Il 25 Novembre serve a ricordare la violenza a chi non l'ha vissuta. Per chi c'è passato il senso è diverso: essere capiti - e aiutati - un pelo di più dagli altri. Una ragazza che ha perso la madre per mano dell'ex partner racconta la sua storia, e il gruppo che ha creato per favorire l'aiuto reciproco tra gli "orfani di femminicidio"
Servono giornate come il 25 Novembre, oppure l'8 Marzo, per ricordarlo. Servono a noi, i servizi tv, i titoloni sui giornali, a noi fortunate e fortunati che la violenza da parte di un uomo su una donna la vediamo da fuori. A chi invece l'ha conosciuta, queste giornate servono solo per essere capiti - e aiutati - un pelo di più da noialtri. Noialtri fortunati, sì, ma non immuni, perché può succedere a chiunque, non c'è merito o demerito.
Florencia un merito lo ha, invece: è quello di non voler dimenticare, ma anzi di ricordare e raccontare, pure se è doloroso. Qello che è successo a sua madre se lo è tatuato sul braccio, per tenerlo bene a mente, insieme ai nomi dei suoi due fratelli, per non lasciarli troppo andare ora che la vita li ha portati in luoghi diversi. Aveva 12 anni quando sua mamma Antonia è stata uccisa dall'uomo con cui aveva avuto una relazione, e dal quale aveva avuto il suo terzo figlio. Antonia lo aveva lasciato dopo aver scoperto che lui le aveva sempre taciuto non solo una ex moglie, ma anche una relazione parallela. Una doppia, forse tripla vita. Antonia invece voleva cosa semplici: un uomo di cui fidarsi, la famiglia. Non era stata fortunata nè prima nè dopo. Lui la scelta di chiudere non l'aveva presa bene.

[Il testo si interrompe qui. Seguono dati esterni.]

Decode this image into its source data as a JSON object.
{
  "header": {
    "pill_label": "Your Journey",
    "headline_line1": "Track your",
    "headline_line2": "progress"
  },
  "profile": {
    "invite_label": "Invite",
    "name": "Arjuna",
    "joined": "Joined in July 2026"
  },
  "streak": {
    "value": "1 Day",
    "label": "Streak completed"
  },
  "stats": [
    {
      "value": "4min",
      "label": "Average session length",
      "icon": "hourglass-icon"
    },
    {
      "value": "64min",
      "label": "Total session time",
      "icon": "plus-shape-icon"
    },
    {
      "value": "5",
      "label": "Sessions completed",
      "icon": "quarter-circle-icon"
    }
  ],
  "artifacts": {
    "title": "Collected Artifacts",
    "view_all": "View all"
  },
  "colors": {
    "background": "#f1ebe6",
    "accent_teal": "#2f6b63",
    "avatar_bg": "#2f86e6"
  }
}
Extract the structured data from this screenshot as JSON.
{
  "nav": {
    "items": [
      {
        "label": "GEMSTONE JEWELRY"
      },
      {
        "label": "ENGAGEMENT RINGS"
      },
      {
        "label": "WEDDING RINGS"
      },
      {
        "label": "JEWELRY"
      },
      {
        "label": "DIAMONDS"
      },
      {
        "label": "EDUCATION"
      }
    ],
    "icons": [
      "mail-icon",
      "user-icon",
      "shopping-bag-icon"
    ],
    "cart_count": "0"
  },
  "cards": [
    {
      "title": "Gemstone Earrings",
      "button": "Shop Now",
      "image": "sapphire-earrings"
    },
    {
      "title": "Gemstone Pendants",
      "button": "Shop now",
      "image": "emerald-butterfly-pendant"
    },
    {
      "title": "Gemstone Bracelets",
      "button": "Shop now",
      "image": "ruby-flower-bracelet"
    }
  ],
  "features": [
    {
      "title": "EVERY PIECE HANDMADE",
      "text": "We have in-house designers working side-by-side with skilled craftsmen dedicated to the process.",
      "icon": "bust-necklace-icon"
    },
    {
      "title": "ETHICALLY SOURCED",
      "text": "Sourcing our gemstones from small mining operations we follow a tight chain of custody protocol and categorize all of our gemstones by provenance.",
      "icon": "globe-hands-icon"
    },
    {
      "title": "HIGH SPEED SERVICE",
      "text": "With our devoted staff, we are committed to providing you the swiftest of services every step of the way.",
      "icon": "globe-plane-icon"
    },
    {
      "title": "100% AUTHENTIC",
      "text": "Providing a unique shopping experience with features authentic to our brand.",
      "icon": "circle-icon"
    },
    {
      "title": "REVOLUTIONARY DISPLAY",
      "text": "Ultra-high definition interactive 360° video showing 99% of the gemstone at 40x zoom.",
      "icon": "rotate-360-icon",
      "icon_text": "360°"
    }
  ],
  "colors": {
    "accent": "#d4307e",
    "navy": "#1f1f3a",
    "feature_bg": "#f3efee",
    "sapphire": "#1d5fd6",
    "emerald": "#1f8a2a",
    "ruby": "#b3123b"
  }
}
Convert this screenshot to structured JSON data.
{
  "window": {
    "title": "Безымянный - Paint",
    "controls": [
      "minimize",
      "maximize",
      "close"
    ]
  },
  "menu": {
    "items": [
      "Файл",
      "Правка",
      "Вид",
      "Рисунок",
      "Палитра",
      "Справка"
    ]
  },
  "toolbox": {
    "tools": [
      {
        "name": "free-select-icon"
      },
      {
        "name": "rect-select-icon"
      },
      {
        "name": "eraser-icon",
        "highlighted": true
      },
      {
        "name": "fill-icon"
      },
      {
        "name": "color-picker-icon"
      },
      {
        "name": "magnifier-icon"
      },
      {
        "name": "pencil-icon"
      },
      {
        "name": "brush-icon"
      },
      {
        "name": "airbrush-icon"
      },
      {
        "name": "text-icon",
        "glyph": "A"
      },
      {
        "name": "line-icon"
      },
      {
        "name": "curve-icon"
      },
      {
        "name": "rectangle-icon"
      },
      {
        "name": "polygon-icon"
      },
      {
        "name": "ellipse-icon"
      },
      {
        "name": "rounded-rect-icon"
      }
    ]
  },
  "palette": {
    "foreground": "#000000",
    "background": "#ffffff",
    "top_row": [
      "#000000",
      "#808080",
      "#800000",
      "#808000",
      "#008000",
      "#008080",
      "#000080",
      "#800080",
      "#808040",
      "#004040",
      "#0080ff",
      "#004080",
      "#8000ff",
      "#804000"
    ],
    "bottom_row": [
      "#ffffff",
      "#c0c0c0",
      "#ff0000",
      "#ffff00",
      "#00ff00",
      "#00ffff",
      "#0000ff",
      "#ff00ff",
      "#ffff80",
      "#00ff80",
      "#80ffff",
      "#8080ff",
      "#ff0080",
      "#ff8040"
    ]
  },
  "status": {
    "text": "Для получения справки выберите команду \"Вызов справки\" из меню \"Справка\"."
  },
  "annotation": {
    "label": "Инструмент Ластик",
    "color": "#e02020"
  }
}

Le minacce al telefono e le denunce inascoltate
"La minacciava, telefonava qui e nel posto dove mia mamma lavorava per insultarla. Io lo sapevo che sarebbe successo, perché lui lo diceva che avrebbe ucciso mia mamma". Florencia non usa mezzi termini, ricordando anche che per ben tre volte sua madre si era rivolta alle forze dell'ordine. "Una volta lui aveva cercato di investirla con l'auto sotto casa, io avevo chiamato il 113 e lo avevo gridato dalla finestra. Lui a quel punto era scappato, quando arrivarono i poliziotti dissero: 'Ci dispiace ma senza prove possiamo fare poco' " ricorda con amarezza. Trascorrono tra minacce, insulti e paura ben sei anni. Poi succede davvero. Febbraio 2012, a San Giuliano Milanese, dove lui viveva e dove lei era andata per farsi firmare delle carte. Lui sarà condannato poi all'ergastolo, ma è da quel giorno che la vita di Florencia e dei suoi fratelli cambia.
Le difficoltà di chi resta solo e il gruppo "Noi orfani speciali"
Comincia una lunga serie di difficoltà. Florencia deve finire la seconda media a Milano. Terminato l'anno scolastico lei e il fratello minore vengono mandati dagli assistenti sociali prima da una sorella della mamma in Toscana, poi, due anni dopo, in una casa famiglia. Da lì Florencia tornerà in Argentina, dove è nata, a casa di una cugina di sua mamma. Suo fratello piccolo sarà intanto accolto da una famiglia affidataria, dove vive tuttora. A 18 anni Florencia torna di nuovo in Italia, prima ancora a Milano, dall'altra sorella di sua madre, poi ospite a casa di un'amica, dal 2019 di nuovo in Toscana, con sua nonna.
In questi sette anni di peripezie c'è una sola costante, che va e viene ma alla fine torna sempre: è il ragazzo che oggi è diventato suo marito. Scelto, ma non con il romanticismo che ci si aspetterebbe da una neo 23enne. Che alla domanda: "Come si fa dopo quello che hai vissuto a fidarsi di un uomo?", risponde schietta: "Lui lo sa, io non mi fido al 100% di nessuno, neppure di lui". Florencia è consapevole che la sua vita finora è stata difficile. Ed è per questo, per aiutare chi ha vissuto quello che ha vissuto lei, che durante la pandemia ha creato il gruppo "Noi orfani speciali". Paradossalmente per lei, spiega, è stato più facile perché sua madre è stata uccisa da un uomo che non era un familiare, "ma chi perde la madre per mano del padre subisce una doppia perdita". Il gruppo serve anche a questo, ad aiutarsi e passarsi contatti - di associazioni, di psicologi. "Perché oggi c'è più rete, ma non c'è più attenzione, non sempre si capisce di che cosa un orfano come noi ha bisogno. Con questo gruppo io faccio da tramite con le associazioni che ho conosciuto negli anni, ma soprattutto con questo gruppo ci sentiamo meno invisibili".